Fora de linha

Crônica de Nilson Monteiro
Nilson Monteiro, autor de “Curitiba vista por um pé vermelho”
01/08/2006

Nova, causou correria, disputa, às vezes brigas, pescoções entre marmanjos. Também entre mulheres, menos freqüentemente. Aqui e ali. Passou pelas mãos de negros, brancos, alemães, japoneses, brasileiros, jovens musculosos, veteranos com alguma barriguinha e cabelos grisalhos, não escolhia companhia. Mesmo assim, cansou daquela cor anêmica, branquela, cicatrizes pelo corpo, rainha da noite, vista até de longe. Pediu a estilistas, dito especialistas, uma nova tez, quem sabe mais castanha, um brilho diferente. Rodou mundo. Conheceu amantes. Alguns até a acariciavam, idolatravam, beijavam até. Ficava de bico inchado. Perdeu a identidade, perdeu o nome, só lhe chamavam pelo número.

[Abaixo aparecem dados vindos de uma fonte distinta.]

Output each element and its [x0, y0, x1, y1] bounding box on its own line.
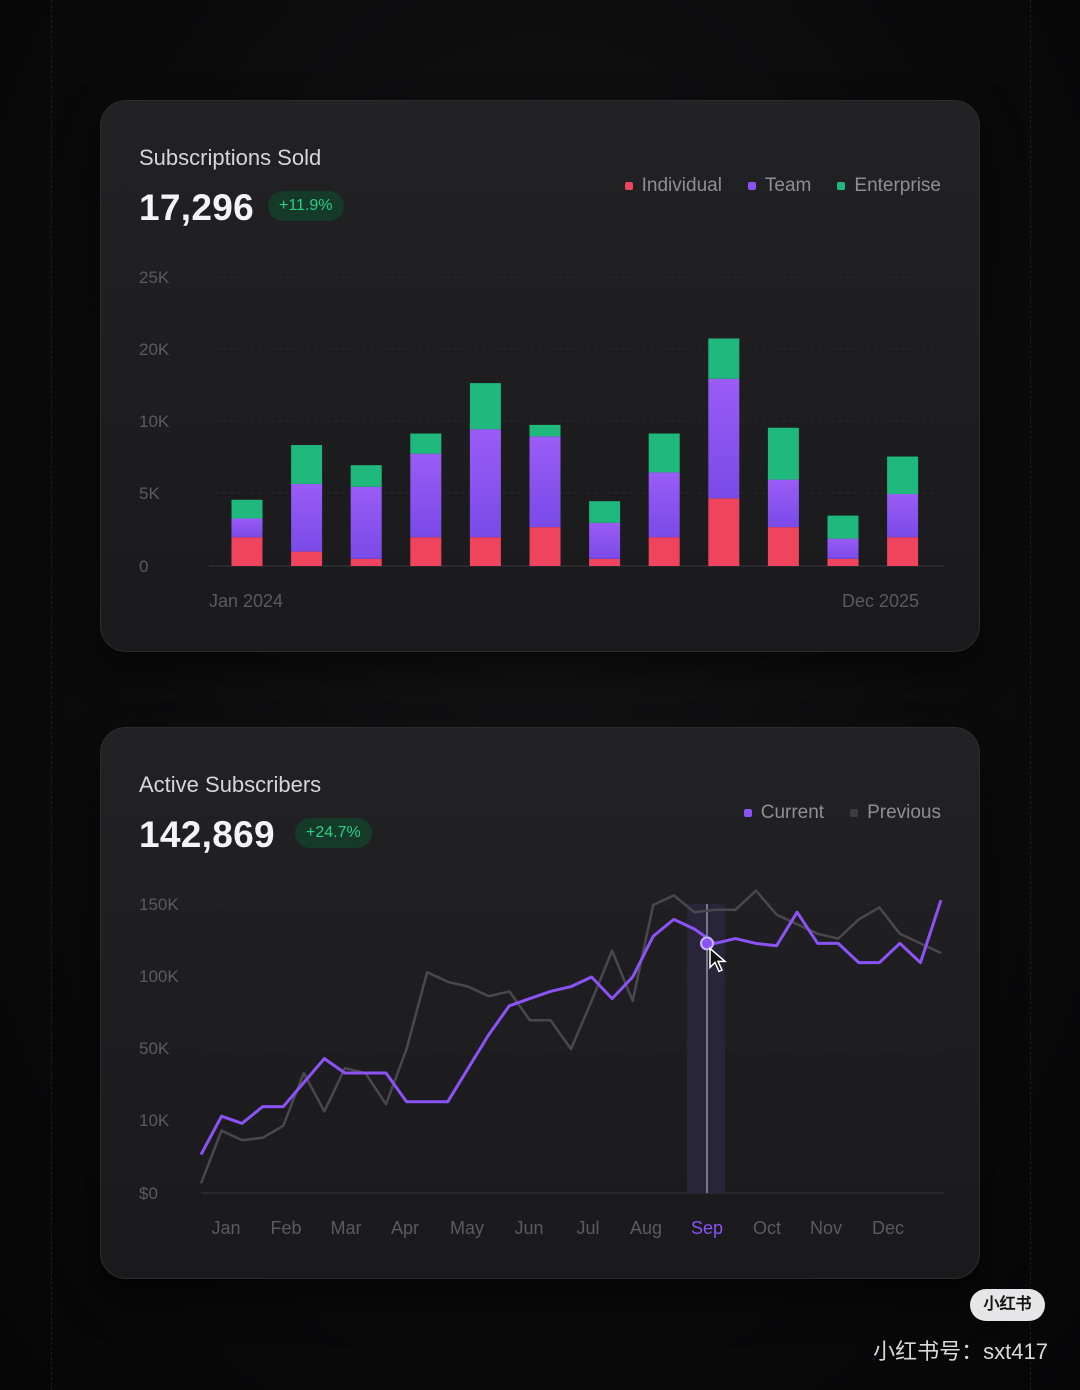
bar-segment-individual — [827, 558, 859, 566]
bar-segment-enterprise — [589, 501, 621, 523]
x-axis-month-label: Jun — [514, 1218, 543, 1238]
hover-point-marker[interactable] — [700, 936, 714, 951]
legend-swatch-icon — [837, 182, 846, 190]
legend-label: Individual — [641, 175, 722, 196]
bar-segment-individual — [410, 537, 442, 566]
legend-label: Current — [760, 802, 825, 823]
bar-segment-enterprise — [291, 445, 323, 484]
x-axis-month-label: Nov — [810, 1218, 842, 1238]
kpi-value: 17,296 — [139, 187, 254, 228]
bar-segment-enterprise — [887, 456, 919, 494]
change-badge: +24.7% — [295, 818, 372, 848]
bar-segment-individual — [231, 537, 263, 566]
y-axis-tick-label: 10K — [139, 1111, 170, 1130]
bar-segment-team — [767, 479, 799, 528]
watermark-text: 小红书号：sxt417 — [873, 1339, 1048, 1364]
bar-segment-enterprise — [529, 424, 561, 437]
chart-legend: Current Previous — [743, 802, 941, 824]
card-title: Active Subscribers — [139, 772, 322, 797]
y-axis-tick-label: 10K — [139, 412, 170, 431]
hover-highlight-band — [687, 904, 725, 1193]
x-axis-month-label: Aug — [630, 1218, 662, 1238]
y-axis-tick-label: 100K — [139, 967, 179, 986]
bar-segment-individual — [469, 537, 501, 566]
y-axis-tick-label: 5K — [139, 484, 160, 503]
bar-segment-team — [529, 436, 561, 528]
legend-swatch-icon — [743, 809, 752, 817]
mouse-cursor-icon — [709, 946, 728, 973]
legend-item-individual[interactable]: Individual — [624, 175, 722, 197]
x-axis-start-label: Jan 2024 — [209, 591, 283, 611]
bar-segment-individual — [767, 527, 799, 566]
bar-segment-individual — [887, 537, 919, 566]
bar-segment-individual — [708, 498, 740, 566]
legend-item-team[interactable]: Team — [747, 175, 812, 197]
bar-segment-individual — [291, 551, 323, 566]
x-axis-end-label: Dec 2025 — [842, 591, 919, 611]
x-axis-month-label: Oct — [753, 1218, 781, 1238]
legend-label: Enterprise — [854, 175, 941, 196]
x-axis-month-label: Mar — [331, 1218, 362, 1238]
bar-segment-enterprise — [767, 427, 799, 480]
legend-label: Previous — [867, 802, 941, 823]
bar-segment-individual — [529, 527, 561, 566]
bar-segment-enterprise — [469, 383, 501, 430]
x-axis-month-label: Dec — [872, 1218, 904, 1238]
bar-segment-team — [589, 522, 621, 559]
x-axis-month-label: Sep — [691, 1218, 723, 1238]
watermark-logo: 小红书 — [970, 1289, 1045, 1321]
kpi-value: 142,869 — [139, 814, 275, 855]
guide-line-right — [1030, 0, 1031, 1390]
bar-segment-enterprise — [827, 515, 859, 539]
y-axis-tick-label: $0 — [139, 1184, 158, 1203]
y-axis-tick-label: 0 — [139, 557, 148, 576]
legend-swatch-icon — [747, 182, 756, 190]
bar-segment-individual — [350, 558, 382, 566]
bar-segment-enterprise — [708, 338, 740, 379]
chart-legend: Individual Team Enterprise — [624, 175, 941, 197]
line-chart: 150K 100K 50K 10K $0 Jan Feb Mar Apr May Jun Jul Aug… — [139, 889, 944, 1238]
y-axis-tick-label: 25K — [139, 268, 170, 287]
series-line-previous — [199, 889, 942, 1184]
legend-swatch-icon — [624, 182, 633, 190]
bar-segment-team — [231, 518, 263, 538]
x-axis-month-label: May — [450, 1218, 484, 1238]
y-axis-tick-label: 150K — [139, 895, 179, 914]
y-axis-tick-label: 50K — [139, 1039, 170, 1058]
x-axis-month-label: Feb — [270, 1218, 301, 1238]
y-axis-tick-label: 20K — [139, 340, 170, 359]
bar-segment-team — [648, 472, 680, 538]
bar-segment-individual — [589, 558, 621, 566]
subscriptions-sold-card: Subscriptions Sold 17,296 +11.9% Individ… — [100, 100, 980, 652]
bar-segment-team — [350, 486, 382, 559]
bar-segment-enterprise — [410, 433, 442, 454]
x-axis-month-label: Jan — [211, 1218, 240, 1238]
bar-segment-team — [410, 453, 442, 538]
bar-segment-team — [469, 429, 501, 538]
bar-segment-enterprise — [648, 433, 680, 473]
change-badge: +11.9% — [268, 191, 344, 221]
active-subscribers-card: Active Subscribers 142,869 +24.7% Curren… — [100, 727, 980, 1279]
legend-swatch-icon — [850, 809, 859, 817]
legend-item-current[interactable]: Current — [743, 802, 825, 824]
legend-item-previous[interactable]: Previous — [850, 802, 941, 824]
legend-label: Team — [764, 175, 812, 196]
x-axis-month-label: Jul — [576, 1218, 599, 1238]
card-title: Subscriptions Sold — [139, 145, 322, 170]
bar-segment-team — [708, 378, 740, 499]
series-line-current — [199, 899, 943, 1156]
stacked-bar-chart: 25K 20K 10K 5K 0 Jan 2024 Dec 2025 — [139, 268, 944, 611]
bar-segment-individual — [648, 537, 680, 566]
bar-segment-enterprise — [231, 499, 263, 519]
bar-segment-team — [887, 494, 919, 538]
bar-segment-team — [827, 538, 859, 559]
guide-line-left — [51, 0, 52, 1390]
bar-segment-enterprise — [350, 465, 382, 487]
x-axis-month-label: Apr — [391, 1218, 419, 1238]
bar-segment-team — [291, 483, 323, 552]
legend-item-enterprise[interactable]: Enterprise — [837, 175, 941, 197]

Confessara, entre elas, que cansara de ser hostilizada, socos na cara, chutes, agarrões, apanhava mais que mulher de malandro. Mas será que eram todos malandros, mascarados, travestidos? Cansou das mesmas casas, fossos, subterrâneos e degraus. Saiu e voltou. Voltou e saiu. Porradas, chutes, socos, pancadas, será que ninguém se importava com a velocidade que vivia pra lá e pra cá, sob riscos? Era a vida, repetiam.

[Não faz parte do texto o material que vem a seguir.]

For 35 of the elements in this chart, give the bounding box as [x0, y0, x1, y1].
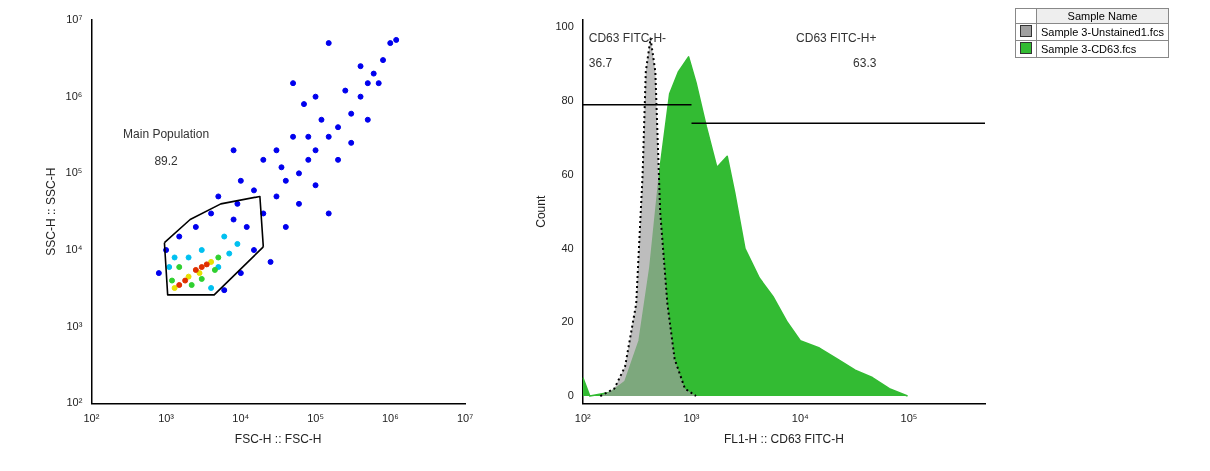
annotation: CD63 FITC-H+: [796, 31, 877, 46]
y-tick-label: 10⁶: [65, 89, 83, 102]
y-tick-label: 10⁴: [65, 243, 83, 256]
x-tick-label: 10⁵: [307, 412, 324, 425]
y-tick-label: 10⁵: [65, 166, 83, 179]
x-tick-label: 10⁵: [900, 412, 918, 425]
y-tick-label: 100: [555, 20, 574, 33]
x-tick-label: 10²: [83, 412, 100, 425]
annotation: Main Population: [123, 127, 210, 142]
y-tick-label: 80: [561, 94, 574, 107]
y-axis-title: Count: [533, 195, 548, 228]
annotation: CD63 FITC-H-: [588, 31, 667, 46]
x-axis-title: FL1-H :: CD63 FITC-H: [723, 432, 844, 447]
y-axis-title: SSC-H :: SSC-H: [43, 167, 58, 256]
x-tick-label: 10⁷: [456, 412, 474, 425]
y-tick-label: 60: [561, 167, 574, 180]
annotation: 36.7: [588, 56, 613, 71]
y-tick-label: 20: [561, 315, 574, 328]
x-tick-label: 10³: [683, 412, 700, 425]
y-tick-label: 0: [567, 389, 574, 402]
y-tick-label: 10³: [66, 319, 83, 332]
x-tick-label: 10⁶: [381, 412, 399, 425]
x-tick-label: 10⁴: [791, 412, 809, 425]
y-tick-label: 10⁷: [66, 13, 83, 26]
x-tick-label: 10³: [158, 412, 175, 425]
x-tick-label: 10²: [574, 412, 592, 425]
legend-title: Sample Name: [1036, 8, 1169, 24]
annotation: 89.2: [154, 154, 179, 169]
y-tick-label: 10²: [66, 396, 83, 409]
legend-label: Sample 3-CD63.fcs: [1036, 40, 1169, 58]
x-tick-label: 10⁴: [232, 412, 250, 425]
annotation: 63.3: [853, 56, 877, 71]
x-axis-title: FSC-H :: FSC-H: [234, 432, 322, 447]
legend-label: Sample 3-Unstained1.fcs: [1036, 23, 1169, 41]
y-tick-label: 40: [561, 241, 574, 254]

Danada, desviou, traiu, enganou, tomou outro rumo, enviesou, safada, pipocou. Acusavam: ela é cheia de ar, superior, vez ou outra vazia; às vezes rastejara, em outras, voara. Bem que gostaria de ter freqüentado a grã-finagem, quem sabe outros salões, de tênis, outras luzes, algo mais leve, outra cútis, sentindo-se maior ou menor, que importa?

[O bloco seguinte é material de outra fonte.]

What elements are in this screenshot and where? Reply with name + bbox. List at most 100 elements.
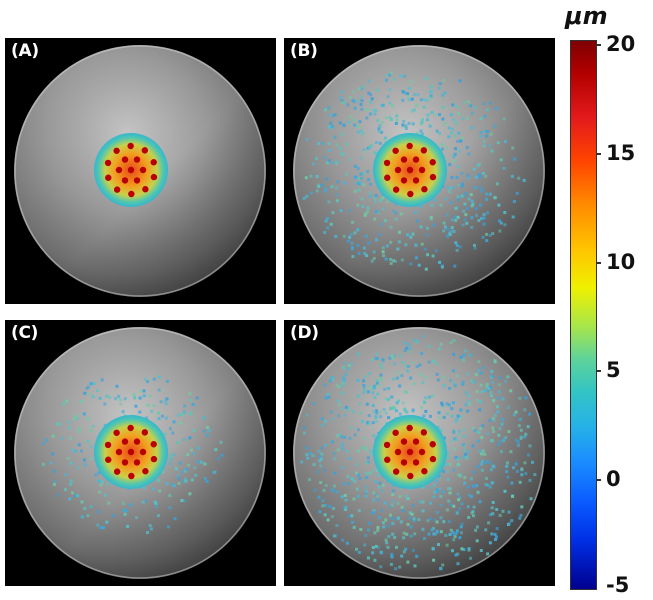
displacement-pixel (317, 141, 321, 145)
displacement-pixel (455, 457, 459, 461)
displacement-pixel (474, 207, 478, 211)
displacement-pixel (165, 482, 169, 485)
displacement-pixel (390, 516, 394, 520)
displacement-pixel (446, 470, 450, 474)
displacement-pixel (181, 470, 184, 474)
displacement-pixel (450, 439, 454, 443)
displacement-pixel (497, 442, 501, 446)
displacement-pixel (492, 418, 496, 422)
displacement-pixel (343, 413, 347, 417)
displacement-pixel (449, 503, 453, 507)
displacement-pixel (121, 502, 125, 506)
displacement-pixel (462, 209, 466, 213)
displacement-pixel (443, 225, 447, 229)
displacement-pixel (351, 99, 355, 102)
displacement-pixel (343, 361, 347, 365)
displacement-pixel (442, 375, 446, 379)
displacement-pixel (151, 487, 155, 491)
displacement-pixel (462, 448, 466, 452)
displacement-pixel (465, 146, 469, 150)
displacement-pixel (458, 417, 462, 421)
displacement-pixel (142, 389, 146, 393)
displacement-pixel (479, 371, 483, 375)
displacement-pixel (340, 99, 344, 102)
displacement-pixel (155, 504, 159, 508)
displacement-pixel (502, 166, 506, 170)
displacement-peak (115, 166, 123, 174)
displacement-pixel (429, 89, 433, 93)
displacement-pixel (524, 432, 528, 436)
displacement-pixel (437, 474, 441, 478)
displacement-pixel (407, 98, 411, 102)
displacement-pixel (507, 521, 511, 525)
displacement-pixel (533, 473, 537, 477)
displacement-pixel (485, 197, 489, 201)
displacement-pixel (387, 416, 391, 420)
displacement-pixel (329, 222, 333, 226)
displacement-pixel (479, 427, 482, 430)
displacement-pixel (360, 107, 364, 111)
colorbar-tick-15: 15 (606, 141, 636, 165)
displacement-pixel (391, 484, 395, 487)
displacement-pixel (471, 484, 475, 488)
displacement-pixel (454, 121, 458, 125)
displacement-pixel (481, 449, 485, 453)
displacement-pixel (425, 99, 429, 102)
displacement-pixel (309, 191, 313, 195)
displacement-pixel (83, 463, 87, 467)
displacement-pixel (352, 90, 355, 94)
displacement-pixel (485, 384, 489, 388)
displacement-peak (133, 459, 141, 466)
displacement-pixel (173, 517, 177, 521)
displacement-pixel (157, 417, 161, 420)
displacement-pixel (407, 122, 411, 125)
displacement-pixel (519, 437, 523, 441)
displacement-pixel (473, 243, 476, 247)
displacement-pixel (365, 108, 369, 112)
displacement-pixel (489, 468, 493, 472)
displacement-pixel (375, 468, 379, 472)
displacement-pixel (429, 217, 433, 221)
displacement-pixel (466, 173, 470, 177)
displacement-peak (105, 174, 112, 181)
displacement-pixel (366, 170, 370, 173)
displacement-pixel (98, 490, 102, 494)
displacement-pixel (53, 479, 57, 483)
displacement-pixel (374, 480, 378, 484)
displacement-pixel (486, 552, 490, 556)
displacement-pixel (459, 525, 463, 529)
displacement-pixel (369, 449, 373, 453)
displacement-pixel (442, 229, 446, 233)
displacement-pixel (371, 511, 375, 515)
displacement-pixel (492, 399, 496, 403)
displacement-pixel (368, 471, 372, 475)
displacement-pixel (363, 150, 367, 154)
displacement-pixel (371, 387, 375, 391)
displacement-pixel (98, 396, 102, 400)
displacement-pixel (391, 354, 395, 358)
displacement-pixel (356, 428, 360, 432)
displacement-pixel (506, 475, 510, 479)
displacement-pixel (219, 440, 223, 444)
displacement-pixel (362, 386, 366, 390)
displacement-pixel (455, 529, 459, 533)
displacement-pixel (92, 382, 96, 386)
displacement-pixel (330, 125, 334, 129)
displacement-pixel (431, 394, 435, 398)
displacement-pixel (429, 414, 432, 418)
displacement-pixel (146, 403, 150, 407)
displacement-pixel (348, 209, 352, 212)
displacement-peak (412, 177, 420, 184)
displacement-pixel (440, 147, 444, 151)
displacement-pixel (457, 183, 461, 187)
displacement-pixel (335, 143, 339, 147)
displacement-pixel (401, 90, 405, 94)
displacement-pixel (445, 213, 449, 217)
displacement-pixel (461, 116, 465, 120)
displacement-pixel (445, 402, 449, 406)
displacement-pixel (484, 174, 488, 178)
displacement-pixel (327, 106, 331, 110)
displacement-pixel (41, 462, 45, 466)
displacement-pixel (97, 471, 101, 475)
displacement-pixel (469, 353, 473, 357)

Sim, cansara, reconhecia. Cansara de berros, gritos, apitos, urros coletivos, barulhos estranhos, alguns avessos à civilidade. Preferiria, quem sabe, o silêncio das ruínas, o Coliseu vazio. Cansada, passou boa parte da vida em vestiários lúgubres, as lâmpadas tomates rodeados de moscas. Boa parte solitária, sem socos, pontapés, carícias, sem mãos correndo céleres por seu corpo todo inflado. Quase morta, quase oca, quase ausente dos músculos, da arte, da multidão, dos olhos e dos lábios, quase distante da vida, quase quase.

Acabou rolando em chãos carecas, para poucos. Os tapetes quase aveludados, um verde quase vivo, viraram lembrança? E ficou ainda mais periférica, pelos fundos, o corpo cada vez mais em pelancas, uma cor parda, depois ainda mais descorada, longe daquela pele branquela cantada em prosa e verso especialmente pelos mais conservadores, preconceituosos até. Velha, nas franjas da cidade, foi dezenas de vezes cruelmente ameaçada: fura, fura esta merda, mete a faca, fura o bucho, ela não serve pra nada.

Nunca entendera, Maria das Dores, o mundo assim tão redondo. E tão bicudo. Encostou-se, só, só de dor, só de dor maior, nos fundos do xale, bordado feito rede, muito maior que seu corpo, quietinha. Murcha.

Nilson Monteiro

Nasceu em Presidente Bernardes (SP). É jornalista em Curitiba. Autor de Curitiba vista por um pé vermelho, Simples e Pequena casa de jornal, entre outros.